Plastic spoons, the missing Rubaiyat, the unsettled rush—all this faded when Far’s fingers trailed up her arm, along the garment’s green gauze, over the bare skin of her shoulder. This was the pause, the beat, the shiver…. Something worthy of a snapshot. Priya could command her interface to take an actual photograph, but she preferred collecting the details of Far through memory alone. His eyelashes, thick as ink. The sun spiraling off his curls. The many degrees of emotion caught in the angle of his lips. Herself—far away in the center of his eyes—another world of details and memories made.
It was a still point. A perfect moment.
She let it stretch on as long as she could.
18
IN THE GARDEN OF THE GODS
SO MUCH WASTE.
It was impossible not to think this, sitting in the Garden of the Gods. There were seven different swimming pools in Caesars Palace, most named after the expected gods: Bacchus, Apollo, Venus. It wasn’t the imitation of grandeur that bothered Eliot, though it was underwhelming after standing in the shadows of real Roman columns. It was the assuredness of excess: fountains gushing in the desert, middle finger to Mother Nature, partygoers reveling while a few miles away Lake Mead shrank to critical levels.

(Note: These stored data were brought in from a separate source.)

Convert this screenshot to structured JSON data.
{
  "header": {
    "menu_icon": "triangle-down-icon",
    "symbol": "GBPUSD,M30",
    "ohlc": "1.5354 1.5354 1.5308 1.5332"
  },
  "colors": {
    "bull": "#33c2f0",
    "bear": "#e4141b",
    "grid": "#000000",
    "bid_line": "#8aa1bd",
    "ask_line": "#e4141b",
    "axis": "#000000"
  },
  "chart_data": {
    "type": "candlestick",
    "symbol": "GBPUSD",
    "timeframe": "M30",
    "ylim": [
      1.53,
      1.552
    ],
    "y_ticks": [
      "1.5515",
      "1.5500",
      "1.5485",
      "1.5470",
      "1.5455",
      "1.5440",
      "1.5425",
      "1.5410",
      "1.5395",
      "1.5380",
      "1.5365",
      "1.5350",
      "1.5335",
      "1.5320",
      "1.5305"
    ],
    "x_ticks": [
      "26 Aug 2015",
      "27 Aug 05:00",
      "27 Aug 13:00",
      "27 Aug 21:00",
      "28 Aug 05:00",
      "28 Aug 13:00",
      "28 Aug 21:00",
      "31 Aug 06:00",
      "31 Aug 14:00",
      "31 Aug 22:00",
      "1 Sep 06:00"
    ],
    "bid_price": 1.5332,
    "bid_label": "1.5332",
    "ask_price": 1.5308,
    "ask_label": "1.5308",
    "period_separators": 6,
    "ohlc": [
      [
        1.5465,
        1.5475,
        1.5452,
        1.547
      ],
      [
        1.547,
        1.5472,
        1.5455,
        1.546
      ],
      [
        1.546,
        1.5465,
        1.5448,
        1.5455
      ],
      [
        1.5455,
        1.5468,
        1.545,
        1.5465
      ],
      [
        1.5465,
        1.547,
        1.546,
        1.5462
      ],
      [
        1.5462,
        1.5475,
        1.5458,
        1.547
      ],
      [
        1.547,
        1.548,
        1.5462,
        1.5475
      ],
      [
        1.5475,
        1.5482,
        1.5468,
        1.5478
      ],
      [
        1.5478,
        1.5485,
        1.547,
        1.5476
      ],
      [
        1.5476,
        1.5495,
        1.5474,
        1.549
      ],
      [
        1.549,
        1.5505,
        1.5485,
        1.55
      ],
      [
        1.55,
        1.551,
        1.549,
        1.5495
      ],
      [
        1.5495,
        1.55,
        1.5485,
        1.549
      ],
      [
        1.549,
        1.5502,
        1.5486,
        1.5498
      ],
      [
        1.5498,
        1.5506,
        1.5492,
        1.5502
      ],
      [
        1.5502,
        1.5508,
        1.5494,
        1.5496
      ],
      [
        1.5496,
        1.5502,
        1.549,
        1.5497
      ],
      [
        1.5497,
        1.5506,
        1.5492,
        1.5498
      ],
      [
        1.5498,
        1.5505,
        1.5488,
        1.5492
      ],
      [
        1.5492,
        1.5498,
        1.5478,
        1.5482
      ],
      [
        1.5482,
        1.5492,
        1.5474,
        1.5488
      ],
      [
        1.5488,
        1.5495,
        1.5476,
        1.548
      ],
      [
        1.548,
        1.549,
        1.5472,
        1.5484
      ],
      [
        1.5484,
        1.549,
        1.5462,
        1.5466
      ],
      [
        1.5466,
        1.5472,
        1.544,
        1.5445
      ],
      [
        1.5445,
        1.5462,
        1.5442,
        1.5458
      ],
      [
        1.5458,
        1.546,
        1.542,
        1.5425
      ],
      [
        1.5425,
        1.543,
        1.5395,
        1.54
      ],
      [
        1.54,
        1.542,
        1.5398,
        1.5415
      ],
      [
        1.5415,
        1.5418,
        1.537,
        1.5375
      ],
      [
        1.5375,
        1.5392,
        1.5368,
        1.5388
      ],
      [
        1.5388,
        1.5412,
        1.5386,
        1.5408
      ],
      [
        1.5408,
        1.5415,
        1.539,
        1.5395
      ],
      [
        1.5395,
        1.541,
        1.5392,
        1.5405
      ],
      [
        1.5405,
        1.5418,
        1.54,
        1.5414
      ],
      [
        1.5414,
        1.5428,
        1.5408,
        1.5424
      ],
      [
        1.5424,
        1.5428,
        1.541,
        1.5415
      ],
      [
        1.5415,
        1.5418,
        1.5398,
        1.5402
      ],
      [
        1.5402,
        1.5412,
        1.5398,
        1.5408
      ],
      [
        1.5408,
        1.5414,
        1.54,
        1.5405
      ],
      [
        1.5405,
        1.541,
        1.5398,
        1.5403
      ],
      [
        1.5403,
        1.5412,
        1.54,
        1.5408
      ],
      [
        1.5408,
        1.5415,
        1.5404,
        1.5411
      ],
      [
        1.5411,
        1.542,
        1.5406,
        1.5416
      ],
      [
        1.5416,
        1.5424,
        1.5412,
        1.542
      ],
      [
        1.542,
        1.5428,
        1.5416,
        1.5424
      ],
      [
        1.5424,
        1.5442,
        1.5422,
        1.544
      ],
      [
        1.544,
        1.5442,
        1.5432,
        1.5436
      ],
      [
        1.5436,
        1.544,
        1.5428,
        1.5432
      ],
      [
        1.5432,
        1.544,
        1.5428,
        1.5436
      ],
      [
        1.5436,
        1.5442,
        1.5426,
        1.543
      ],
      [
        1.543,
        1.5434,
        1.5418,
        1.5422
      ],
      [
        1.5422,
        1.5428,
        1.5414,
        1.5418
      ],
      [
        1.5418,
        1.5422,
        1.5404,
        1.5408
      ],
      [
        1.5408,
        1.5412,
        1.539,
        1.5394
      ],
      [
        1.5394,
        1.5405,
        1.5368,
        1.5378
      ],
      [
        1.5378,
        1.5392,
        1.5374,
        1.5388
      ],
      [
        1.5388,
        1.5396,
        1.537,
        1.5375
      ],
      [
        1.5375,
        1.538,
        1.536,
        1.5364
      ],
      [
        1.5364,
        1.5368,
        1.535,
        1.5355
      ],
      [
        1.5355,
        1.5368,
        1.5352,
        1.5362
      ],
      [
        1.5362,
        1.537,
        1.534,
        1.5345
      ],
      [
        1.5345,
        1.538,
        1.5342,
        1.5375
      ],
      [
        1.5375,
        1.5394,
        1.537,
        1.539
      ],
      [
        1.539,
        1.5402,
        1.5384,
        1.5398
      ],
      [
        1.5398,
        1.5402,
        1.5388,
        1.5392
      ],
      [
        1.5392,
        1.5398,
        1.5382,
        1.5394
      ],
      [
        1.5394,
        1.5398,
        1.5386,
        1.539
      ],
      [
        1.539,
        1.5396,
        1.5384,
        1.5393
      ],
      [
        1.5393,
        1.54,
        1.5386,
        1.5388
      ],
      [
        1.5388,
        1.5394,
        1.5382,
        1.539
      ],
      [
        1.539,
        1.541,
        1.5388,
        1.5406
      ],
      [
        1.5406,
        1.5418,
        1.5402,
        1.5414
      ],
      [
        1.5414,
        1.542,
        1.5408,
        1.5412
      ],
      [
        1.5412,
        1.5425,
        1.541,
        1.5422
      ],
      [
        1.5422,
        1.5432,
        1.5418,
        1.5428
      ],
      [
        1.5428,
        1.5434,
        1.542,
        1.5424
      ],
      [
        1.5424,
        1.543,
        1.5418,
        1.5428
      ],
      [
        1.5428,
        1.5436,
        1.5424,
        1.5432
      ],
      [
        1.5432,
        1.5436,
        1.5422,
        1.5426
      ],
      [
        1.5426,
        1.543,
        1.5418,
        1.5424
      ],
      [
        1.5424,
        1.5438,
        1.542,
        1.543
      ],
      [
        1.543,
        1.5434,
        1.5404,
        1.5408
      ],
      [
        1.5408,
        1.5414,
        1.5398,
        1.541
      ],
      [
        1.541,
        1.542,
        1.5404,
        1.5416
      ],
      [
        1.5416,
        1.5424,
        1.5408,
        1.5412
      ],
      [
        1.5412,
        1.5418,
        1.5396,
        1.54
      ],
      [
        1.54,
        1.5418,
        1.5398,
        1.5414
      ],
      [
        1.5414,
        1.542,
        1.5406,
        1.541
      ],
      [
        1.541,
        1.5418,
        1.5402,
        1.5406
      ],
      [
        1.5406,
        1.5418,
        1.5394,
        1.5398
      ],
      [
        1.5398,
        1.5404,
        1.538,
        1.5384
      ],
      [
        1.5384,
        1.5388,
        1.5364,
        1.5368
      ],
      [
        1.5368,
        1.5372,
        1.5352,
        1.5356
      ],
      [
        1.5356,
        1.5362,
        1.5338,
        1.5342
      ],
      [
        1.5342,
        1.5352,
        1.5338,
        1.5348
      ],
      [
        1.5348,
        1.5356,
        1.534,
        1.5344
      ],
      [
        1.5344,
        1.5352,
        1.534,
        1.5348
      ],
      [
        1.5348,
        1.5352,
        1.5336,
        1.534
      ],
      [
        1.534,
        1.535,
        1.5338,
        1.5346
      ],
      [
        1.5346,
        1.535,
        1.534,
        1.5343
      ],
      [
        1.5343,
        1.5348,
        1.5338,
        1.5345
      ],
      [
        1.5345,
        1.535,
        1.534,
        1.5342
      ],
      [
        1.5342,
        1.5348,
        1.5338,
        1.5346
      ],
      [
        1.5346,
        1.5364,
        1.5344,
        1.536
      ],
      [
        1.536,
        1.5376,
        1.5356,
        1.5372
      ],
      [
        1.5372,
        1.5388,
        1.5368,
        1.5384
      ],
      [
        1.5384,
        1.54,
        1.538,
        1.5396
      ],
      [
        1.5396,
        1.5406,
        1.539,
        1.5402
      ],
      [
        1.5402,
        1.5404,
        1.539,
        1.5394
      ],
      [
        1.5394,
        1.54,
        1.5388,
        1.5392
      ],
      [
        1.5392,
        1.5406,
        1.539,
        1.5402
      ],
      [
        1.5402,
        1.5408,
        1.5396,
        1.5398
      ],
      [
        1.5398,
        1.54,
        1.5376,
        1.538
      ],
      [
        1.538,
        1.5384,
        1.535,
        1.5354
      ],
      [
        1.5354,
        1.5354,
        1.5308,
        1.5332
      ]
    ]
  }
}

It was ironic. No, that wasn’t the right word. Tragic? Smacking of poetic justice? Maybe she was being too critical. Eliot’s mother had always teased her for being a glass-half-empty kind of person.
It’s the one thing I can count on, she used to say in her lilt of a voice.
The memory was faint—an echo, really—but it caught Eliot like a blade between the ribs. She sat up in her lounge chair, breath sharp, borrowed sunglasses sliding down her nose.
“Everything okay?” Imogen propped herself up in the next chair.